L’année 1974, la date de sortie de The Education of Sonny Carson au cinéma est également celle que les livres d’Histoire retiennent comme date de naissance du hip-hop avec les premières block parties. On comprend d’autant mieux comment le film est devenu culte et pourquoi des rappeurs s’en sont nourris des années plus tard.
Après cette introduction légendaire, Ghostface reprend d’autres passages du film au cours de l’album, comme l’intro de 260 qui sample le discours des Hawks en train de se chauffer pour aller en guerre, ou encore celle de All That I Got Is You, qui cite une scène en prison dans l’enfance de Sonny où ce dernier annonce à son collègue de cellule qu’il a trois mois à tirer.

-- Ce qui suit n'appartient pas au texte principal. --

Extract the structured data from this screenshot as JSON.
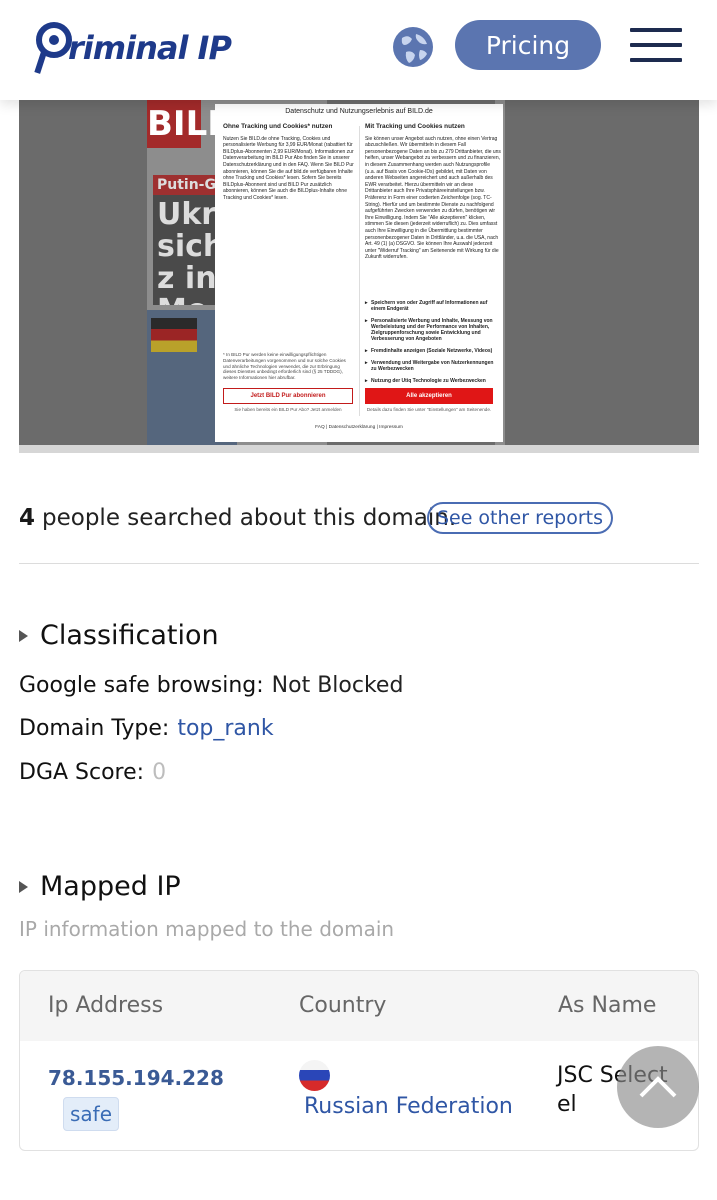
{
  "header": {
    "logo_text": "riminal IP",
    "pricing_label": "Pricing",
    "globe_icon": "globe-icon",
    "menu_icon": "hamburger-icon"
  },
  "preview": {
    "bild_logo": "BILD",
    "headline_tag": "Putin-Gen",
    "headline": "Ukrai sich z in Mo",
    "modal": {
      "title": "Datenschutz und Nutzungserlebnis auf BILD.de",
      "left_heading": "Ohne Tracking und Cookies* nutzen",
      "left_body": "Nutzen Sie BILD.de ohne Tracking, Cookies und personalisierte Werbung für 3,99 EUR/Monat (rabattiert für BILDplus-Abonnenten 2,99 EUR/Monat). Informationen zur Datenverarbeitung im BILD Pur Abo finden Sie in unserer Datenschutzerklärung und in den FAQ. Wenn Sie BILD Pur abonnieren, können Sie die auf bild.de verfügbaren Inhalte ohne Tracking und Cookies* lesen. Sofern Sie bereits BILDplus-Abonnent sind und BILD Pur zusätzlich abonnieren, können Sie auch die BILDplus-Inhalte ohne Tracking und Cookies* lesen.",
      "right_heading": "Mit Tracking und Cookies nutzen",
      "right_body": "Sie können unser Angebot auch nutzen, ohne einen Vertrag abzuschließen. Wir übermitteln in diesem Fall personenbezogene Daten an bis zu 279 Drittanbieter, die uns helfen, unser Webangebot zu verbessern und zu finanzieren, in diesem Zusammenhang werden auch Nutzungsprofile (u.a. auf Basis von Cookie-IDs) gebildet, mit Daten von anderen Webseiten angereichert und auch außerhalb des EWR verarbeitet. Hierzu übermitteln wir an diese Drittanbieter auch Ihre Privatsphäreeinstellungen bzw. Präferenz in Form einer codierten Zeichenfolge (sog. TC-String). Hierfür und um bestimmte Dienste zu nachfolgend aufgeführten Zwecken verwenden zu dürfen, benötigen wir Ihre Einwilligung. Indem Sie \"Alle akzeptieren\" klicken, stimmen Sie diesen (jederzeit widerruflich) zu. Dies umfasst auch Ihre Einwilligung in die Übermittlung bestimmter personenbezogener Daten in Drittländer, u.a. die USA, nach Art. 49 (1) (a) DSGVO. Sie können Ihre Auswahl jederzeit unter \"Widerruf Tracking\" am Seitenende mit Wirkung für die Zukunft widerrufen.",
      "bullets": [
        "Speichern von oder Zugriff auf Informationen auf einem Endgerät",
        "Personalisierte Werbung und Inhalte, Messung von Werbeleistung und der Performance von Inhalten, Zielgruppenforschung sowie Entwicklung und Verbesserung von Angeboten",
        "Fremdinhalte anzeigen (Soziale Netzwerke, Videos)",
        "Verwendung und Weitergabe von Nutzerkennungen zu Werbezwecken",
        "Nutzung der Utiq Technologie zu Werbezwecken"
      ],
      "footnote": "* In BILD Pur werden keine einwilligungspflichtigen Datenverarbeitungen vorgenommen und nur solche Cookies und ähnliche Technologien verwendet, die zur Erbringung dieses Dienstes unbedingt erforderlich sind (§ 25 TDDDG), weitere Informationen hier abrufbar.",
      "subscribe_label": "Jetzt BILD Pur abonnieren",
      "accept_label": "Alle akzeptieren",
      "left_note": "Sie haben bereits ein BILD Pur Abo? Jetzt anmelden",
      "right_note": "Details dazu finden Sie unter \"Einstellungen\" am Seitenende.",
      "links": "FAQ | Datenschutzerklärung | Impressum"
    }
  },
  "search": {
    "count": "4",
    "text": "people searched about this domain.",
    "see_reports": "See other reports"
  },
  "classification": {
    "title": "Classification",
    "google_label": "Google safe browsing:",
    "google_value": "Not Blocked",
    "domain_type_label": "Domain Type:",
    "domain_type_value": "top_rank",
    "dga_label": "DGA Score:",
    "dga_value": "0"
  },
  "mapped_ip": {
    "title": "Mapped IP",
    "subtitle": "IP information mapped to the domain",
    "columns": [
      "Ip Address",
      "Country",
      "As Name"
    ],
    "rows": [
      {
        "ip": "78.155.194.228",
        "badge": "safe",
        "country": "Russian Federation",
        "as_name": "JSC Select el"
      }
    ]
  },
  "scroll_top_icon": "chevron-up-icon"
}
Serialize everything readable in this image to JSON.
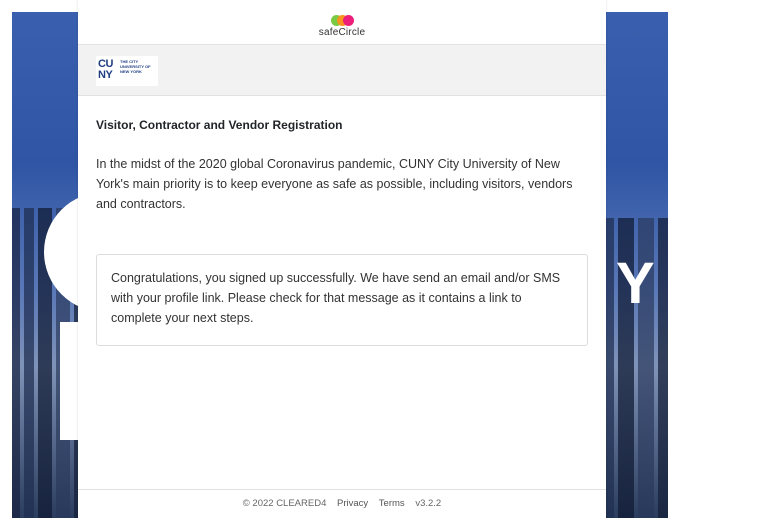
{
  "brand": {
    "name": "safeCircle",
    "dot_colors": [
      "#7ac943",
      "#f7931e",
      "#ed1e79"
    ]
  },
  "institution": {
    "logo_mark": "CU NY",
    "logo_subtext": "THE CITY UNIVERSITY OF NEW YORK"
  },
  "background": {
    "letter": "Y"
  },
  "main": {
    "title": "Visitor, Contractor and Vendor Registration",
    "intro": "In the midst of the 2020 global Coronavirus pandemic, CUNY City University of New York's main priority is to keep everyone as safe as possible, including visitors, vendors and contractors.",
    "success_message": "Congratulations, you signed up successfully. We have send an email and/or SMS with your profile link. Please check for that message as it contains a link to complete your next steps."
  },
  "footer": {
    "copyright": "© 2022 CLEARED4",
    "privacy": "Privacy",
    "terms": "Terms",
    "version": "v3.2.2"
  }
}
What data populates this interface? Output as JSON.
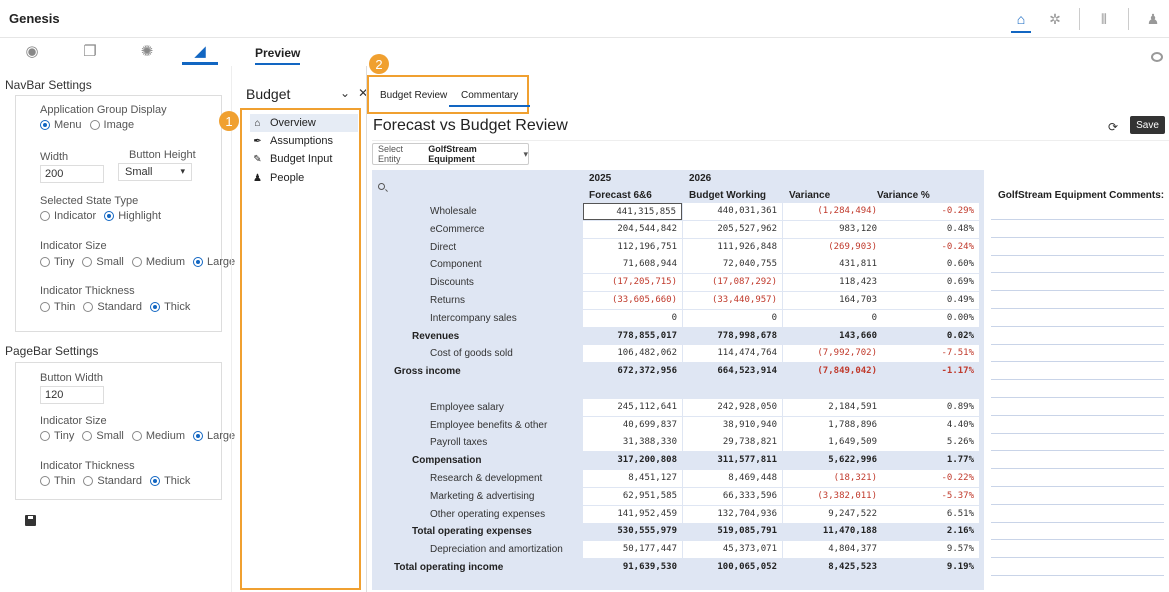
{
  "app": {
    "title": "Genesis"
  },
  "top_icons": [
    "home-icon",
    "gear-icon",
    "library-icon",
    "user-icon"
  ],
  "preview_tab": "Preview",
  "navbar_settings": {
    "title": "NavBar Settings",
    "app_group_display": {
      "label": "Application Group Display",
      "options": [
        "Menu",
        "Image"
      ],
      "selected": "Menu"
    },
    "width": {
      "label": "Width",
      "value": "200"
    },
    "button_height": {
      "label": "Button Height",
      "value": "Small"
    },
    "selected_state": {
      "label": "Selected State Type",
      "options": [
        "Indicator",
        "Highlight"
      ],
      "selected": "Highlight"
    },
    "indicator_size": {
      "label": "Indicator Size",
      "options": [
        "Tiny",
        "Small",
        "Medium",
        "Large"
      ],
      "selected": "Large"
    },
    "indicator_thickness": {
      "label": "Indicator Thickness",
      "options": [
        "Thin",
        "Standard",
        "Thick"
      ],
      "selected": "Thick"
    }
  },
  "pagebar_settings": {
    "title": "PageBar Settings",
    "button_width": {
      "label": "Button Width",
      "value": "120"
    },
    "indicator_size": {
      "label": "Indicator Size",
      "options": [
        "Tiny",
        "Small",
        "Medium",
        "Large"
      ],
      "selected": "Large"
    },
    "indicator_thickness": {
      "label": "Indicator Thickness",
      "options": [
        "Thin",
        "Standard",
        "Thick"
      ],
      "selected": "Thick"
    }
  },
  "budget_panel": {
    "title": "Budget",
    "badge": "1",
    "items": [
      {
        "label": "Overview",
        "icon": "home-icon"
      },
      {
        "label": "Assumptions",
        "icon": "pen-icon"
      },
      {
        "label": "Budget Input",
        "icon": "edit-icon"
      },
      {
        "label": "People",
        "icon": "people-icon"
      }
    ],
    "selected": "Overview"
  },
  "tabs": {
    "badge": "2",
    "items": [
      "Budget Review",
      "Commentary"
    ],
    "active": "Commentary"
  },
  "report": {
    "title": "Forecast vs Budget Review",
    "save_label": "Save",
    "entity_prefix": "Select Entity",
    "entity_value": "GolfStream Equipment",
    "columns": [
      {
        "year": "2025",
        "name": "Forecast 6&6"
      },
      {
        "year": "2026",
        "name": "Budget Working"
      },
      {
        "year": "",
        "name": "Variance"
      },
      {
        "year": "",
        "name": "Variance %"
      }
    ],
    "comments_header": "GolfStream Equipment Comments:",
    "rows": [
      {
        "label": "Wholesale",
        "indent": 2,
        "bold": false,
        "v": [
          "441,315,855",
          "440,031,361",
          "(1,284,494)",
          "-0.29%"
        ]
      },
      {
        "label": "eCommerce",
        "indent": 2,
        "bold": false,
        "v": [
          "204,544,842",
          "205,527,962",
          "983,120",
          "0.48%"
        ]
      },
      {
        "label": "Direct",
        "indent": 2,
        "bold": false,
        "v": [
          "112,196,751",
          "111,926,848",
          "(269,903)",
          "-0.24%"
        ]
      },
      {
        "label": "Component",
        "indent": 2,
        "bold": false,
        "v": [
          "71,608,944",
          "72,040,755",
          "431,811",
          "0.60%"
        ]
      },
      {
        "label": "Discounts",
        "indent": 2,
        "bold": false,
        "v": [
          "(17,205,715)",
          "(17,087,292)",
          "118,423",
          "0.69%"
        ]
      },
      {
        "label": "Returns",
        "indent": 2,
        "bold": false,
        "v": [
          "(33,605,660)",
          "(33,440,957)",
          "164,703",
          "0.49%"
        ]
      },
      {
        "label": "Intercompany sales",
        "indent": 2,
        "bold": false,
        "v": [
          "0",
          "0",
          "0",
          "0.00%"
        ]
      },
      {
        "label": "Revenues",
        "indent": 1,
        "bold": true,
        "v": [
          "778,855,017",
          "778,998,678",
          "143,660",
          "0.02%"
        ]
      },
      {
        "label": "Cost of goods sold",
        "indent": 2,
        "bold": false,
        "v": [
          "106,482,062",
          "114,474,764",
          "(7,992,702)",
          "-7.51%"
        ]
      },
      {
        "label": "Gross income",
        "indent": 0,
        "bold": true,
        "v": [
          "672,372,956",
          "664,523,914",
          "(7,849,042)",
          "-1.17%"
        ]
      },
      {
        "label": "",
        "indent": 0,
        "bold": false,
        "v": [
          "",
          "",
          "",
          ""
        ]
      },
      {
        "label": "Employee salary",
        "indent": 2,
        "bold": false,
        "v": [
          "245,112,641",
          "242,928,050",
          "2,184,591",
          "0.89%"
        ]
      },
      {
        "label": "Employee benefits & other",
        "indent": 2,
        "bold": false,
        "v": [
          "40,699,837",
          "38,910,940",
          "1,788,896",
          "4.40%"
        ]
      },
      {
        "label": "Payroll taxes",
        "indent": 2,
        "bold": false,
        "v": [
          "31,388,330",
          "29,738,821",
          "1,649,509",
          "5.26%"
        ]
      },
      {
        "label": "Compensation",
        "indent": 1,
        "bold": true,
        "v": [
          "317,200,808",
          "311,577,811",
          "5,622,996",
          "1.77%"
        ]
      },
      {
        "label": "Research & development",
        "indent": 2,
        "bold": false,
        "v": [
          "8,451,127",
          "8,469,448",
          "(18,321)",
          "-0.22%"
        ]
      },
      {
        "label": "Marketing & advertising",
        "indent": 2,
        "bold": false,
        "v": [
          "62,951,585",
          "66,333,596",
          "(3,382,011)",
          "-5.37%"
        ]
      },
      {
        "label": "Other operating expenses",
        "indent": 2,
        "bold": false,
        "v": [
          "141,952,459",
          "132,704,936",
          "9,247,522",
          "6.51%"
        ]
      },
      {
        "label": "Total operating expenses",
        "indent": 1,
        "bold": true,
        "v": [
          "530,555,979",
          "519,085,791",
          "11,470,188",
          "2.16%"
        ]
      },
      {
        "label": "Depreciation and amortization",
        "indent": 2,
        "bold": false,
        "v": [
          "50,177,447",
          "45,373,071",
          "4,804,377",
          "9.57%"
        ]
      },
      {
        "label": "Total operating income",
        "indent": 0,
        "bold": true,
        "v": [
          "91,639,530",
          "100,065,052",
          "8,425,523",
          "9.19%"
        ]
      }
    ]
  }
}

« - What dey gives you, blood ?
– Three months man.
– Whatchu doin in here anyway ? You oughta be home with your momma. How old are you boy ?
– Thirteen.
– Thirteen ? Damn, the bastards must be runnin outta niggaz to arrest »
Si les extraits les plus célèbres tirés de ce film sont ceux de l’album de Ghosface Killah, nombreux sont les rappeurs des années suivantes à en avoir extrait des dialogues, comme Prodigy (Be Cool Skit), Common (The Bitch in Yoo) et Roc Marciano (l’intro de The Pimpire Strikes Back). Aujourd’hui encore les hommages venus des rappeurs ne manquent pas, 2 Chainz (Dresser « Lil Boy » avec Young Thug) ou Meek Mill (Wanna Know) ont repris des extraits de dialogues, ou encore avec des samples musicaux de la bande originale comme 21 Savage (Bank Account). La liste est non exhaustive.
D’ailleurs la musique originale du film, de Coleridge-Taylor Perkinson, a aussi été énormément samplée. Tibo nous en a réuni un certain nombre dans un mix d’anthologie.
– Voir le film complet sur Youtube
Mwlina Imiri Abubadika
Pour finir, revenons au véritable Sonny Carson. Après son expérience racontée dans le film il s’engage dans la guerre de Corée, où il sert dans la 82e division aéroportée. Puis il change son nom pour Mwlina Imiri Abubadika et devient par la suite un activiste « black nationalist » engagé dans divers combats comme la lutte contre la drogue ou les brutalités policières. Mais il s’affichera aussi dans des luttes plus douteuses comme le boycott de certaines épiceries tenues par des Coréens, ou les tensions raciales de 1991 entre noirs et juifs dans le quartier de Crown Heights. Dernier lien avec le rap, son fils Lumumba Carson officie sous le pseudonyme de Professor X (the Overseer) au sein du X Clan.